首飾り

第1話

 青白い月が昇った深い夜。キティーナは汗塗れになって跳ね起きた。


 ゼェゼェと息を切らす彼女は、「荒唐無稽だが妙に現実感のある夢」の映像を振り返っていた。




 彼女は山道を歩いている。足取りは軽い、背負い籠の重さは無かった。


 途端に後ろから怒声が聞こえる。二度も現れ、最期はバフォットに殺された男達のものだった。


 すぐに逃げ出したキティーナは、しかし段々と足が重くなっていく。泥の上を歩くようだった。


 果たして彼女は捕まり、男達に服を破かれていく。彼女は叫び声を上げた瞬間――。


 視界が一気に高くなった。


 腕に、足に、全身に……輝くような体毛を纏っていた。


 呆然とする男達を見下ろす彼女は、徐に刀剣のような爪が生えた手で――。


 男達を薙いだ。俄に身体は両断され、立ち上る血液の臭いが鼻を突いた。


 キティーナは動かなくなった男達を踏み付けると、勝ち鬨を上げるように大きく吼えたのである。


 夢はここで終わった。




 台所に向かい、汲み置いた水で顔を洗うキティーナ。


 唇は青く、カタカタと歯が鳴っていた。


 獣に変身した事に恐れていたのではなく――「殺人を犯したにも関わらず、晴れ晴れとした気分」に怯えていた。


 このような夢を見るのは、既に三度目であった。


 私、おかしくなったんだ。夢の中で……死んだ人にもう一度復讐して……そして……スッキリしているなんて……。


 戸棚に向かい、手製の精神安定薬を飲んだ。ベッドに腰を掛け、暗闇の中で俯くキティーナは次第に落ち着きを取り戻していった。


 何気なく、細い腕を見やる。
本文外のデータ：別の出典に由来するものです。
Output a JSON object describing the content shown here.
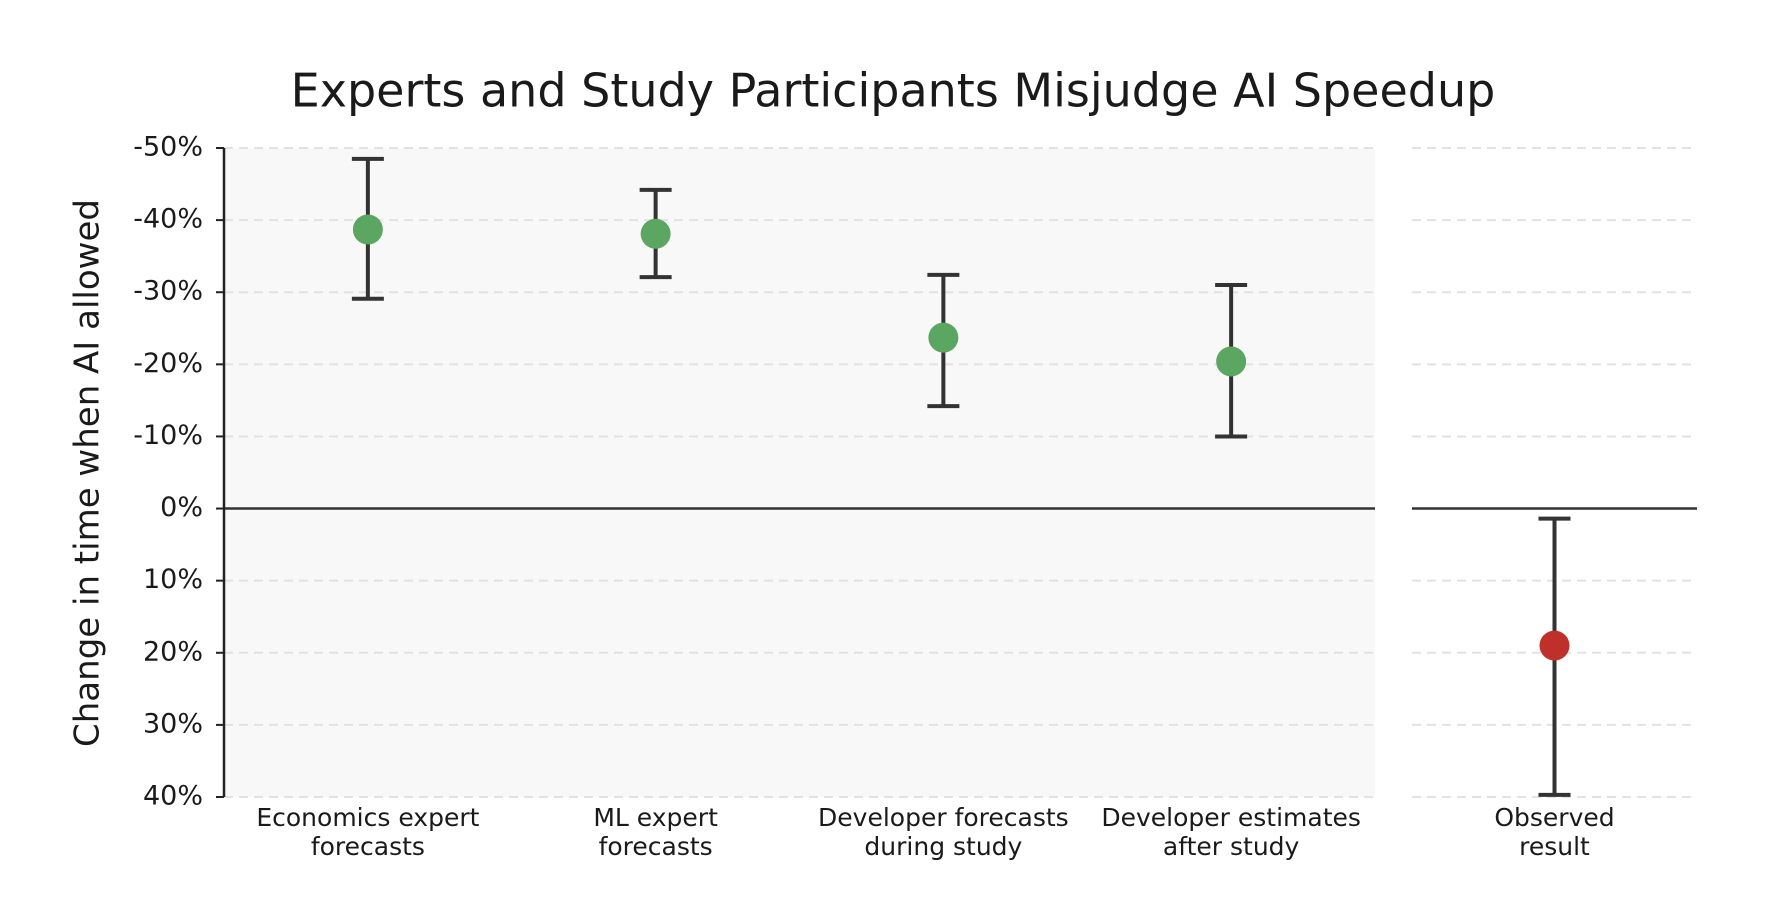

夢の中のような体毛は無く、滑らかなものだったが――。


 肌の奥底で何かが……蠢くような、不気味な疼痛を彼女は覚えた。


 大きな尾がピクリと動く、それに伴い布団が微かな音を立てる。


 月を隠していた雲が動き、粗末な窓から月光が差し込んだ。病的な色の光が布団を照らし……。


 黄色く、長い体毛が一本――布団の上に落ちていた。


 薬がよく効いた為、彼女はその体毛を……ただ、ボンヤリと見つめているだけだった。


 それを手に取り、フッと息を吹き掛けて飛ばすと、ユラユラと頼りなく宙を舞った。


 眠れないな。今日も――。


 戸棚に置かれた酒瓶を取り出し、木製のコップに注いでいく。キティーナはそれを一息で飲み干し、二杯目を注いだ。
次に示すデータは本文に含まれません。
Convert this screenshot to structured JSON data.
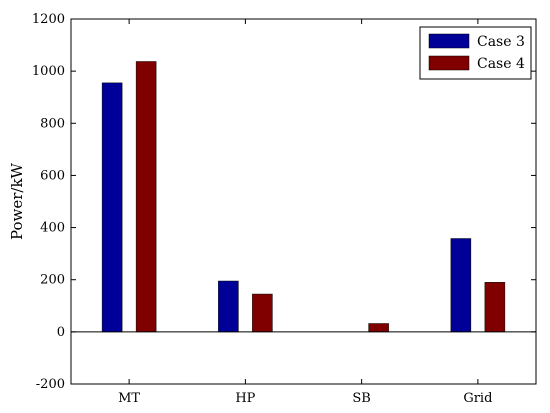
{
  "chart_data": {
    "type": "bar",
    "categories": [
      "MT",
      "HP",
      "SB",
      "Grid"
    ],
    "series": [
      {
        "name": "Case 3",
        "values": [
          955,
          195,
          0,
          358
        ],
        "color": "#000099"
      },
      {
        "name": "Case 4",
        "values": [
          1037,
          145,
          32,
          190
        ],
        "color": "#800000"
      }
    ],
    "title": "",
    "xlabel": "",
    "ylabel": "Power/kW",
    "ylim": [
      -200,
      1200
    ],
    "yticks": [
      "-200",
      "0",
      "200",
      "400",
      "600",
      "800",
      "1000",
      "1200"
    ],
    "grid": false,
    "legend_position": "top-right"
  }
}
 何をやっているんだろう、私。前の世界ではこんな事……。


 五杯目の酒を飲み終えた後、キティーナはベッドに寝転び、壁の方を見やった。


 誰もいない小屋。一人で酒を飲み、夢に恐怖し、生きるだけ――楽しくない。


 目頭が熱くなるのを覚え、彼女は「転生後の願い」を思い出し……力無く笑った。


 叶う訳、無い。こんな私を、垂れた耳を……好いてくれる人なんていない。何もかも……もう……。


 壊れれば良いのに。


 布団に染みが点々と生まれた時――。


 猛烈な勢いで扉が開いたのである。突然の音に身体を大きく震わせた彼女は、身を竦めて玄関を見やった。
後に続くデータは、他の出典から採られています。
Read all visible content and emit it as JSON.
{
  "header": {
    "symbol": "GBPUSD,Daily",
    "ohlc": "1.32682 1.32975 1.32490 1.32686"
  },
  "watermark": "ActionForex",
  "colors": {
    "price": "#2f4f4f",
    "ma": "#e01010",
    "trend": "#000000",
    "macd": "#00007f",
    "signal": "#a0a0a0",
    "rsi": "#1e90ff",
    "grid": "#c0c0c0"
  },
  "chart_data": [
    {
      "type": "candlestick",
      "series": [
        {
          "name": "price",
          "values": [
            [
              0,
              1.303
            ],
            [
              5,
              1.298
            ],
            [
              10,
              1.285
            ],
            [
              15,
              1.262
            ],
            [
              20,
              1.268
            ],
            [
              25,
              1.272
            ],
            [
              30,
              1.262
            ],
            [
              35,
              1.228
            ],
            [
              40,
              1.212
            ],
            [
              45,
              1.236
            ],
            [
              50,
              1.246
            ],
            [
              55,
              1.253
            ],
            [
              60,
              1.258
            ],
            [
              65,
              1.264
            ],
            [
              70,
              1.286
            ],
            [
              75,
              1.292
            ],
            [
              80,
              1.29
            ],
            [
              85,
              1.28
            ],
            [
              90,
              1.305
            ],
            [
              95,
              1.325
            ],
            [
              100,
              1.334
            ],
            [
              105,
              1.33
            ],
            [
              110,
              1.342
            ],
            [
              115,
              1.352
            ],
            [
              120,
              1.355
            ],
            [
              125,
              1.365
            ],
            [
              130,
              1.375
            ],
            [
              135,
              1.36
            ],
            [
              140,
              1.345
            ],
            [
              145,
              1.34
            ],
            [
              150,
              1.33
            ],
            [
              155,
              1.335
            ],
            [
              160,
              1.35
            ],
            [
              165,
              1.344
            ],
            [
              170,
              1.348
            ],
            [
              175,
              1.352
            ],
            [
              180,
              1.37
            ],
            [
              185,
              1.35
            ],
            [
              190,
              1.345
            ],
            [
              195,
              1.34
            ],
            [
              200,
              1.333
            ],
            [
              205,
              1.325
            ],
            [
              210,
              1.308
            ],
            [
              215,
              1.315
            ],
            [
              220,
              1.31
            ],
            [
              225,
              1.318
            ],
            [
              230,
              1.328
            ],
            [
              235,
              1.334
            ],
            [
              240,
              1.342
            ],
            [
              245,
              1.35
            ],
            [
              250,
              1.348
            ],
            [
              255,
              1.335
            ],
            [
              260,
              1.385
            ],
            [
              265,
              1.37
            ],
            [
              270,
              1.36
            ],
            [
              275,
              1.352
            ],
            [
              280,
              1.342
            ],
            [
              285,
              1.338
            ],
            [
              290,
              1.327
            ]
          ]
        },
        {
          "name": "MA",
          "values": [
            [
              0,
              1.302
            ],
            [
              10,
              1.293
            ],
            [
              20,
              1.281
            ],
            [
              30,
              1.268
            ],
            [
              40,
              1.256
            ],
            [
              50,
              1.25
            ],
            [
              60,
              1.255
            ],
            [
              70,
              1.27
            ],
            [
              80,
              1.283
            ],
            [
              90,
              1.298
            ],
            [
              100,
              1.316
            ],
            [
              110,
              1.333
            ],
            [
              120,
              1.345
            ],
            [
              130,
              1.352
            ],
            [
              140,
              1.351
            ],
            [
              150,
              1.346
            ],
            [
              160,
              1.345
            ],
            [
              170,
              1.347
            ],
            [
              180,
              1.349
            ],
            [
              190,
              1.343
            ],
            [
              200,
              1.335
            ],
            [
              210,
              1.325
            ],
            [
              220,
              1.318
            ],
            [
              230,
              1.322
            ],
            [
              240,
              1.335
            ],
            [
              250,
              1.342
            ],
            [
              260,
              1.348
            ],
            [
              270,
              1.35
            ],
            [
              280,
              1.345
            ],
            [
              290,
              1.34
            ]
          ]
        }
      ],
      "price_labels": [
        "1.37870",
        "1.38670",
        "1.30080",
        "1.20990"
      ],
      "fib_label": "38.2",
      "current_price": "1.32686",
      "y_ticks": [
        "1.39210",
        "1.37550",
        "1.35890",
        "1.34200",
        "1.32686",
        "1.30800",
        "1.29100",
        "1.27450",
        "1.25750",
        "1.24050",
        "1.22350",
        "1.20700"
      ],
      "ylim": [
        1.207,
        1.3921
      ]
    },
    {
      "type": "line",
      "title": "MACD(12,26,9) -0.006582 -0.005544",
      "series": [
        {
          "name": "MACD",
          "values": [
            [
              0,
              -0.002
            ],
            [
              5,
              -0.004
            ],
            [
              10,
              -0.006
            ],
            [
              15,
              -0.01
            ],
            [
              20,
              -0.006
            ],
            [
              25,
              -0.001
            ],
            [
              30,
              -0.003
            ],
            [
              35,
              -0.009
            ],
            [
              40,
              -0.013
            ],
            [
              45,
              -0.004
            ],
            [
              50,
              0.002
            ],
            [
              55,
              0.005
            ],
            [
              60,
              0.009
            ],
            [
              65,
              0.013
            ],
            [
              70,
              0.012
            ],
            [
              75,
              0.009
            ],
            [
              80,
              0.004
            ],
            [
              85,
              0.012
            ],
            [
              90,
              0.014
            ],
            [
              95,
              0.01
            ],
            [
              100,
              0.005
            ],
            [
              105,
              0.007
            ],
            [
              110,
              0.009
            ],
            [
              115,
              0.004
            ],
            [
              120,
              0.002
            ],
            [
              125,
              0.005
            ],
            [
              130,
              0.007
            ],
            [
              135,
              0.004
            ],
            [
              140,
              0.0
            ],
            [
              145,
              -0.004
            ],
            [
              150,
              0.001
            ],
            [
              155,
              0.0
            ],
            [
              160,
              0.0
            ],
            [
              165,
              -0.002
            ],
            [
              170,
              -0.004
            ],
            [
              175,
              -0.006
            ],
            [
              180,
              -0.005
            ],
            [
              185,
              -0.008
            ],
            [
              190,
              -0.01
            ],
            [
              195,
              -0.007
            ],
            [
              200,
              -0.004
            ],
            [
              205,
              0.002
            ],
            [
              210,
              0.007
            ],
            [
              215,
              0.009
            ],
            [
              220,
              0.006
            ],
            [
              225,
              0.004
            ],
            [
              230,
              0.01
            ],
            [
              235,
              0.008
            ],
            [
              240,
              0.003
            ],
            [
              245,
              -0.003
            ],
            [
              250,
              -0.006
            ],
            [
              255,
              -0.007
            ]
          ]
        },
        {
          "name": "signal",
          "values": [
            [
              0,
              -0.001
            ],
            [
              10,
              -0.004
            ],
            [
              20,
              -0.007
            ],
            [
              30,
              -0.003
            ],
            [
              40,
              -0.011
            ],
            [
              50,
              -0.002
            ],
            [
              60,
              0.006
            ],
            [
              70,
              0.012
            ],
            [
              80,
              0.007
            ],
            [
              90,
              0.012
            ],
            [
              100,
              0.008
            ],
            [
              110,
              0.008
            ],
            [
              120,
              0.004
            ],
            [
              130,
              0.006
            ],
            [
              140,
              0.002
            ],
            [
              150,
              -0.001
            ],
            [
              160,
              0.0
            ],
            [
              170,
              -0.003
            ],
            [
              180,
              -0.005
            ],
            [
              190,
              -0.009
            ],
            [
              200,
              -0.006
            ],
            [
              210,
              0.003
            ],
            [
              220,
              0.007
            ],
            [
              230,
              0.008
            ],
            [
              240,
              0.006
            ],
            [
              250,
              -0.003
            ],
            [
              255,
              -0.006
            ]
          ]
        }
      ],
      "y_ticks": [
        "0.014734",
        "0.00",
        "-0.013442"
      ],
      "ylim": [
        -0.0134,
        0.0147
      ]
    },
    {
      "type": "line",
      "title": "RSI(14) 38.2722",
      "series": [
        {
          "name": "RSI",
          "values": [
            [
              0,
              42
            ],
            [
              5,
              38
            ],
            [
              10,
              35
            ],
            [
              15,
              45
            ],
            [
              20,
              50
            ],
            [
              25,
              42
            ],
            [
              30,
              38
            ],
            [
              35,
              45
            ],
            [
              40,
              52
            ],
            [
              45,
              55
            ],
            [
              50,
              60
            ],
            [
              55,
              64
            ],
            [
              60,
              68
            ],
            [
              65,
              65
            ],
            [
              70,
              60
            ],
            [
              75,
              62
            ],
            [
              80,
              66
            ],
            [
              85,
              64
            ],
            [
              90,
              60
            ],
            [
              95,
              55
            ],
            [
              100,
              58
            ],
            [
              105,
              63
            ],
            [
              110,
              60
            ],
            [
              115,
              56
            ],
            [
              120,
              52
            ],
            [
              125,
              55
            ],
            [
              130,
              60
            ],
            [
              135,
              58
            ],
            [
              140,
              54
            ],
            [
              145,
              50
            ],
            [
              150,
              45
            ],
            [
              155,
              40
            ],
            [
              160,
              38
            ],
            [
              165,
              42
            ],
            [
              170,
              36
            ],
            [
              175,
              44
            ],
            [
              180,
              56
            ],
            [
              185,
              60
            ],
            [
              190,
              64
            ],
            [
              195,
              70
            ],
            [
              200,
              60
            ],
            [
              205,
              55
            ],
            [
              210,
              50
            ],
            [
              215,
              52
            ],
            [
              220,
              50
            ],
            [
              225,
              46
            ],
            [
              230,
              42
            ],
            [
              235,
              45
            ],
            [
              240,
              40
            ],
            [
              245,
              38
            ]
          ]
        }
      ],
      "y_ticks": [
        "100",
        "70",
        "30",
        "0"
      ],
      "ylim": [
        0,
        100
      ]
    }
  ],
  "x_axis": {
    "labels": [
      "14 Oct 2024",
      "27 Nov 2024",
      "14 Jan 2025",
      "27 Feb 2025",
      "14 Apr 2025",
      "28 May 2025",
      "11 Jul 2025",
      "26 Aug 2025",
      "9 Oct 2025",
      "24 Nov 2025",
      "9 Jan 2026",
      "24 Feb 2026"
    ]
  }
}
 棒状の何かを持つ、大きな男がそこにいた。獣人のような耳や尾は無く、開かれた双眼は血走っていた。


「どっ……どちら、様ですか……」


 男は懐から一枚の紙を取り出すと、キティーナの顔と紙面を交互に確認し……。


 低く、唸るような声で言った。


だな」


 何か声を上げようとしたが……しかしながら彼女は、口をパクパクとさせるだけだった。